In 2004, MIT launched the Doctor of Ministry (DMin) program in partnership with the Union Theological Seminary, Manila, the Philippines. The program ended in 2008 when MIT started a new partnership for Doctor of Ministry program with the Central Baptist Theological Seminary, Kansas, to take effect from 2010-2011 academic year.

Master of Ministry (MMin) degree program was inaugurated in 2006.

The year 2010 saw the opening of a new program called Master of Theological Librarianship (MTL) and the termination of the old program called Master of Theological Studies (MTS).

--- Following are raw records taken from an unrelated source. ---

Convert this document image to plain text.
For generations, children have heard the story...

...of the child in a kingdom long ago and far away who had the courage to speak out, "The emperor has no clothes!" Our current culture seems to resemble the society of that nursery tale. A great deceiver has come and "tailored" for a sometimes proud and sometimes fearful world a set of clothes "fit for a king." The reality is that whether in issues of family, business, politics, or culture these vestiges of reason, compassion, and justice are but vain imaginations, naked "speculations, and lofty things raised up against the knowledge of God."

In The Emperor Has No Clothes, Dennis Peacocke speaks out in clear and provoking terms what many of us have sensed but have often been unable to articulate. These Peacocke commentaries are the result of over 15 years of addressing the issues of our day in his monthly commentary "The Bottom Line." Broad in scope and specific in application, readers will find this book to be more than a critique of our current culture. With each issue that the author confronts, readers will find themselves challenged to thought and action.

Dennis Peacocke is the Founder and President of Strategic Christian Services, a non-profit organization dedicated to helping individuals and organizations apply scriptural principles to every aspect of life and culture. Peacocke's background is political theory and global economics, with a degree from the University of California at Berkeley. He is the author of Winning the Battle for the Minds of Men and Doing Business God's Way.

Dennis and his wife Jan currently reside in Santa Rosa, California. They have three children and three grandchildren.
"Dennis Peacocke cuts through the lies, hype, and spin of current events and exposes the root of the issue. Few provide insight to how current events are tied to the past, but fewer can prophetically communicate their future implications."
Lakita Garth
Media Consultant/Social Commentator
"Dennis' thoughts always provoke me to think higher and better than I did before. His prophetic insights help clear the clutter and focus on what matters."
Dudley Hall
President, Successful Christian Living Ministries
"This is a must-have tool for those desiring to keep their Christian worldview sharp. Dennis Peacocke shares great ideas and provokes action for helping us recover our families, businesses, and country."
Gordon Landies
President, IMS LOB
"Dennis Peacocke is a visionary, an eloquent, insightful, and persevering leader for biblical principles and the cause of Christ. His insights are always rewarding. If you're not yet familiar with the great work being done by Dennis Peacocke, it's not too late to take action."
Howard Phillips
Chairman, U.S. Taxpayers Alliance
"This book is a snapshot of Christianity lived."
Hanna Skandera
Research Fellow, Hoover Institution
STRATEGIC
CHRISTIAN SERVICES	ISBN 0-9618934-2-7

In 2014, MIT launched the PhD degree program in the commemoration of the 200th anniversary of the arrival of the American Baptist missionaries, Adoniram and Ann Judson in the soil of Myanmar.

==Programs==
MIT offers the following programs of study:
- PhD (Doctor of Philosophy)
- DMin (Doctor of Ministry)
- MTh (Master of Theology: Full-time two-year program)
- MACS (Master of Arts in Christian Studies: Part-time three-year program)
- MDiv (Master of Divinity: Full-time three-year program)
- MTL (Master of Theological Librarianship: Full-time two-year program)
- Liberal Arts Program (BARS—Bachelor of Arts in Religious Studies: Full-time four-year program)
- DipCD and MACD (Two-year full-time programs)
- MAID (Master of Arts in Interfaith Dialogue)
- MAPS (Master of Arts in Peace Studies)
- MAGS (Master of Arts in Gender Studies)

==Accreditation==
Myanmar Institute of Theology is accredited by the Association for Theological Education in South East Asia (ATESEA).